27 de julho de 2009

That Sacred Closet Entitled Memory

"That sacred Closet when you sweep -
Entitled 'Memory' -
Select a reverential Broom -
And do it silently.

'Twill be a Labor of surprise -
Besides Identity
Of other Interlocutors
A probability.

August the Dust of that Domain -
Unchallenged - let it lie -
You cannot supersede itself
But it can silence you -"

"Ao varrer o sagrado desvão
Denominado Memória,
Escolhe uma vassoura reverente
E faz em silêncio teu trabalho.

Será um labor de surpresas -
Além da própria identidade,
Outros interlocutores
São uma possibilidade.

Nesses domínios é nobre a poeira,
Deixe que repouse intocada -
Não tens como removê-la,
Mas ela pode silenciar-te."

DICKINSON, Emily. 1830-1886. Poemas escolhidos / Emily Dickinson; tradução de Ivo Bender. - Porto Alegre: L&PM, 2007.

19 de julho de 2009

A Morte de Ivan Ilitch

"Era de manhã. Ele sabia que era de manhã unicamente porque Guerássim se fora e o criado Piotr viera apagar as velas, levantar as cortinas e silenciosamente começar a arrumação do quarto. Fosse manhã ou noite, sexta-feira ou domingo, não haveria diferença, tudo era igual para Ivan Ilitch: a dor surda, implacável, incessante; a sensação de que a vida não parava de fugir; a certeza de que a odiosa e temida morte se aproximava como a única realidade; e sempre a mesma mentira. Que importância tinham, portanto, as semanas, os dias, as horas?".

TOLSTOI, Liev. 1828-1910. A Morte de Ivan Ilitch. Rússia, 1886.

11 de julho de 2009

Como Vivem Os Mortos

"Sempre tive talento para a histeria, para ultrapassar a negra borda de um humor, mas esta negra borda é tão maior. É um Niágara, sugando para dentro dela toda a água da minha vida. Sinto-me como deve se sentir a vítima de um ataque cardíaco - metade de meu mundo se foi. Metade daquela jarra plástica de água; metade daquela caixa de Kleenex; metade já meio comida daquela porra daquele bolo Battenberg que a tarada da minha filha me trouxe ontem à tarde; metade daquele lenço de papel amassado; daquele lápis Staedtler HB; daquele grão de poeira. Pela primeira vez na minha vida posso sentir, inteira e incontrovertidamente, o que é não ser eu. Como é ser eu me sentindo não eu. É tão solitário. Tão fodidamente solitário. Quem haveria de pensar que eu, que levei uma vida que conheceu tanta solidão, tenha agora de encarar a solidão da morte? Sou soluçada por ataques. Ah, meu eu - por que me abandonaste?"
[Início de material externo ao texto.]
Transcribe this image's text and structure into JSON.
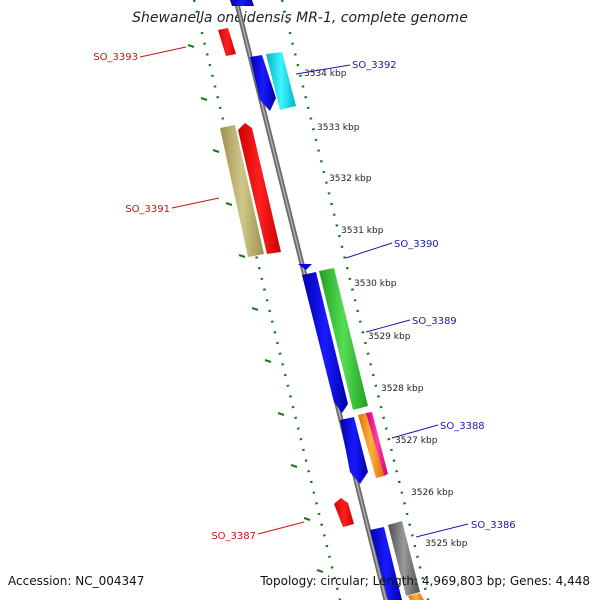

SELF, Will. Como vivem os mortos / Will Self; tradução de José Rubens Siqueira. Rio de Janeiro: Editora Objetiva, 2005.

4 de julho de 2009

Armance

"Nunca Otávio se encontrara numa posição tão fatal aos seus juramentos contra o amor. Julgava ter brincado, como de costume, com Armance, e a brincadeira tomara de repente uma feição grave e imprevista. Sentia-se arrastado, já não raciocinava, estava no cúmulo da felicidade. Foi um desses rápidos instantes em que o acaso algumas vezes concede, para a compensação de tantos males, às almas destinadas a padecer com energia. A vida comprime-se nos corações, o amor faz esquecer tudo quanto não é divino como ele, e vive-se mais nalguns instantes do que durante longos períodos."

STENDHAL. 1783-1842. Armance. França: 1827.